Are “being a femboy” and “being a trans man” mutually exclusive?

Nah, not at all, some trans men do identify as femboys or even twinks. Personally I don't get too into specific labels like that but I don't care if others see me that way. It can actually be the opposite of dysphoric, because the transphobic types will assume I'm a man who's trying to be femme or transitioning to a woman and emphatically call me sir like to remind me I'm a man, lol.

Do people like, openly treat you like that and acknowledge it, or is it more subtle than that?

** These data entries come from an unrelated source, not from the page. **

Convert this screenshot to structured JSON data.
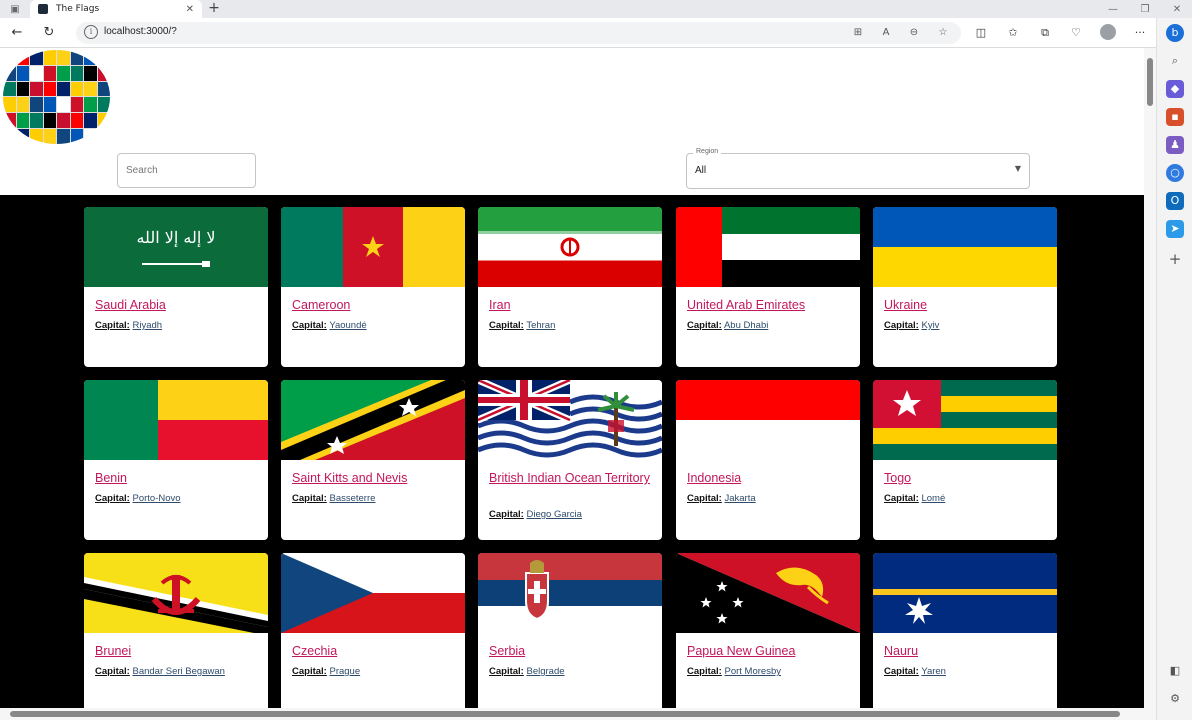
{
  "browser": {
    "tab_title": "The Flags",
    "url": "localhost:3000/?"
  },
  "search": {
    "placeholder": "Search"
  },
  "region": {
    "label": "Region",
    "value": "All"
  },
  "capital_label": "Capital:",
  "countries": [
    {
      "name": "Saudi Arabia",
      "capital": "Riyadh"
    },
    {
      "name": "Cameroon",
      "capital": "Yaoundé"
    },
    {
      "name": "Iran",
      "capital": "Tehran"
    },
    {
      "name": "United Arab Emirates",
      "capital": "Abu Dhabi"
    },
    {
      "name": "Ukraine",
      "capital": "Kyiv"
    },
    {
      "name": "Benin",
      "capital": "Porto-Novo"
    },
    {
      "name": "Saint Kitts and Nevis",
      "capital": "Basseterre"
    },
    {
      "name": "British Indian Ocean Territory",
      "capital": "Diego Garcia"
    },
    {
      "name": "Indonesia",
      "capital": "Jakarta"
    },
    {
      "name": "Togo",
      "capital": "Lomé"
    },
    {
      "name": "Brunei",
      "capital": "Bandar Seri Begawan"
    },
    {
      "name": "Czechia",
      "capital": "Prague"
    },
    {
      "name": "Serbia",
      "capital": "Belgrade"
    },
    {
      "name": "Papua New Guinea",
      "capital": "Port Moresby"
    },
    {
      "name": "Nauru",
      "capital": "Yaren"
    }
  ]
}
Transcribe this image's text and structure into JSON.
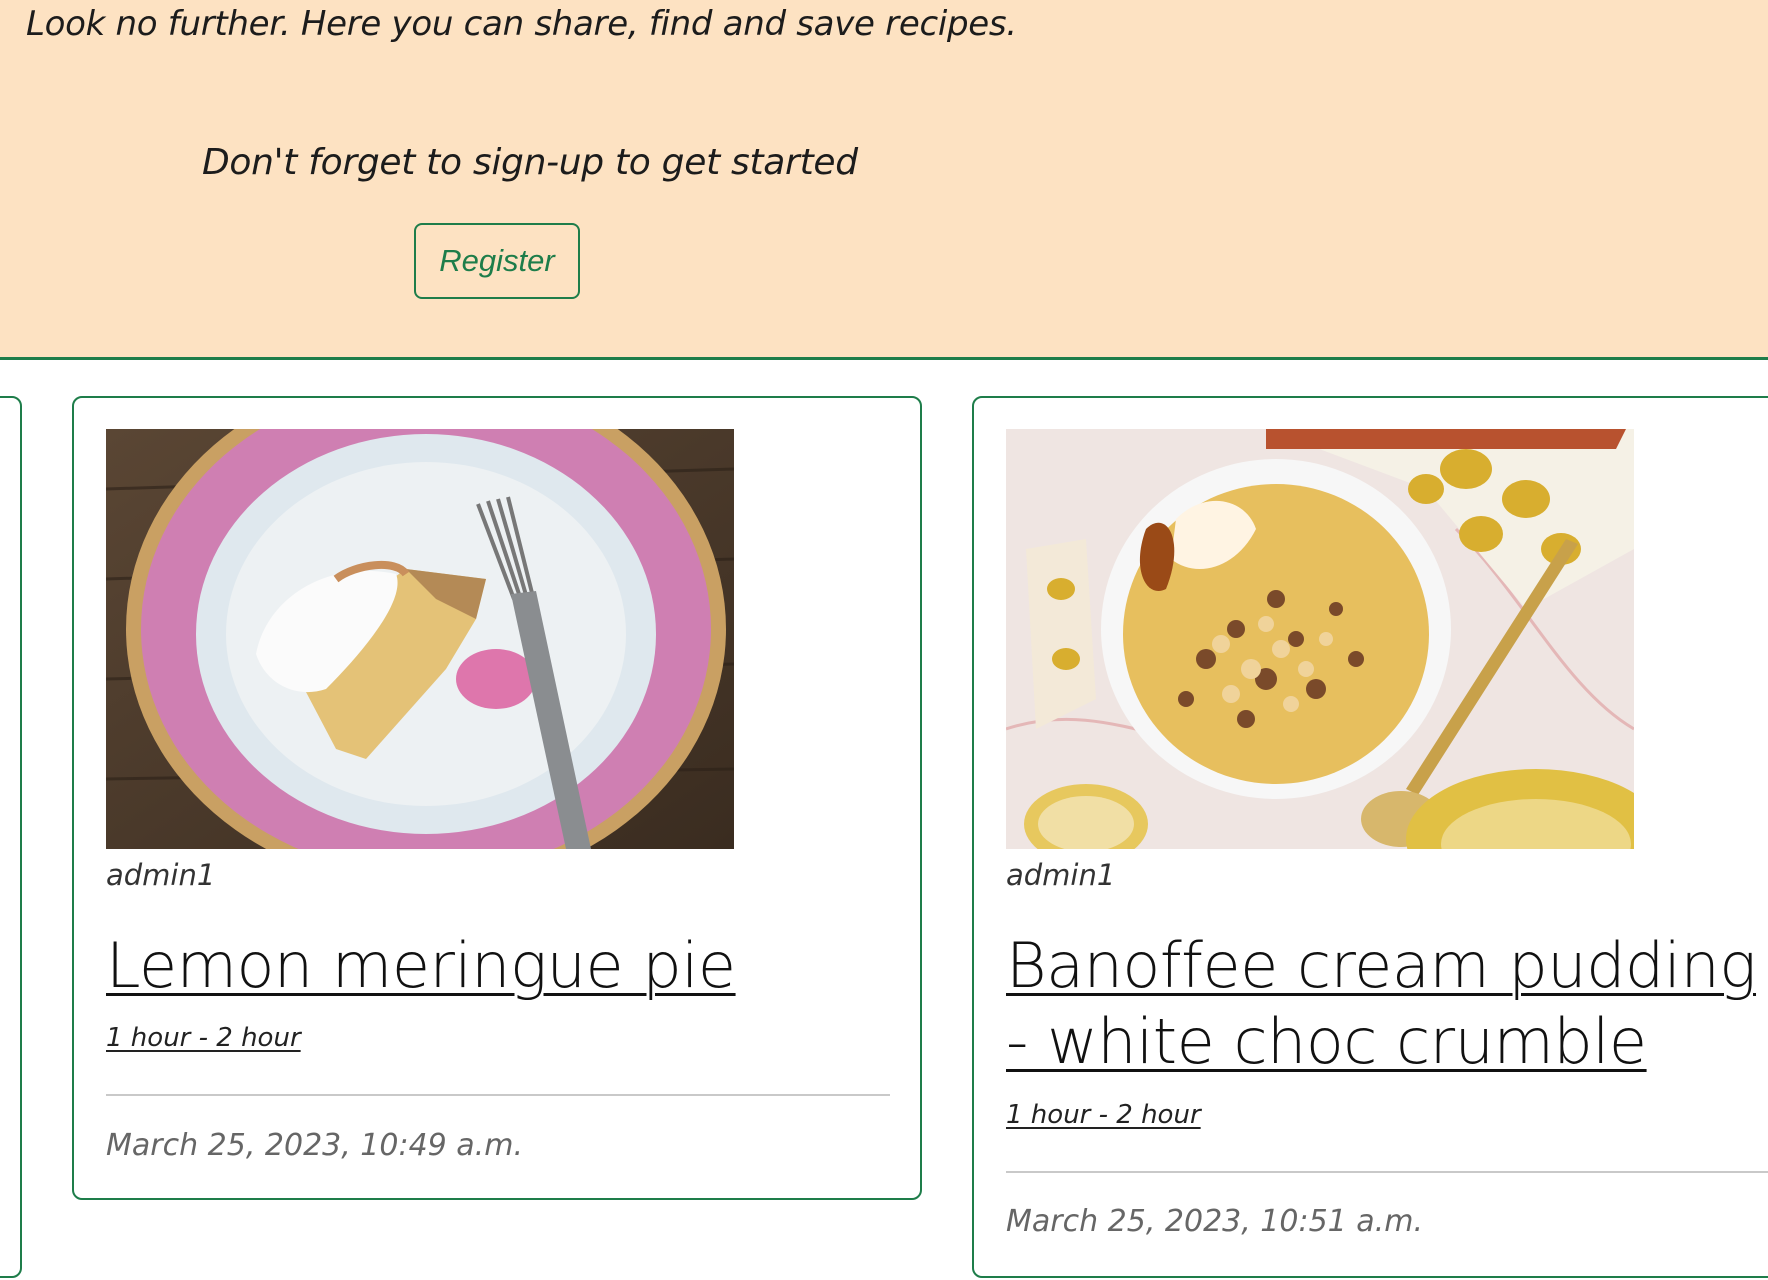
{
  "hero": {
    "tagline": "Look no further. Here you can share, find and save recipes.",
    "signup_prompt": "Don't forget to sign-up to get started",
    "register_label": "Register"
  },
  "recipes": [
    {
      "author": "admin1",
      "title": "Lemon meringue pie",
      "time": "1 hour - 2 hour",
      "date": "March 25, 2023, 10:49 a.m."
    },
    {
      "author": "admin1",
      "title": "Banoffee cream pudding - white choc crumble",
      "time": "1 hour - 2 hour",
      "date": "March 25, 2023, 10:51 a.m."
    }
  ],
  "colors": {
    "accent": "#1e7d4a",
    "hero_bg": "#fde2c2"
  }
}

Sometimes openly, yeah, I've had a coworker ask me if I was gay after weeks of like clearly wanting to say something. But usually it's more subtle, like in the way some guy in a group will talk to the other guys different from the way I get spoken to, or they share looks between each other like "this fuckin guy, eh." Or they'll joke about how I might need help lifting something because of how lanky I am. I'm obviously the bookish nerdy type not into sports and going to the gym, and I don't have a big build.

places like comic book shops or sports teams or garages/autohobby shops. I guess like, not places that specifically exclude women, but places where its more common to see groups of men

In my experience the treatment isn't that bad. It's like any time you're out among people you don't know, people are just polite. Maybe if I was on a sports team or went to the gym a lot it'd be different.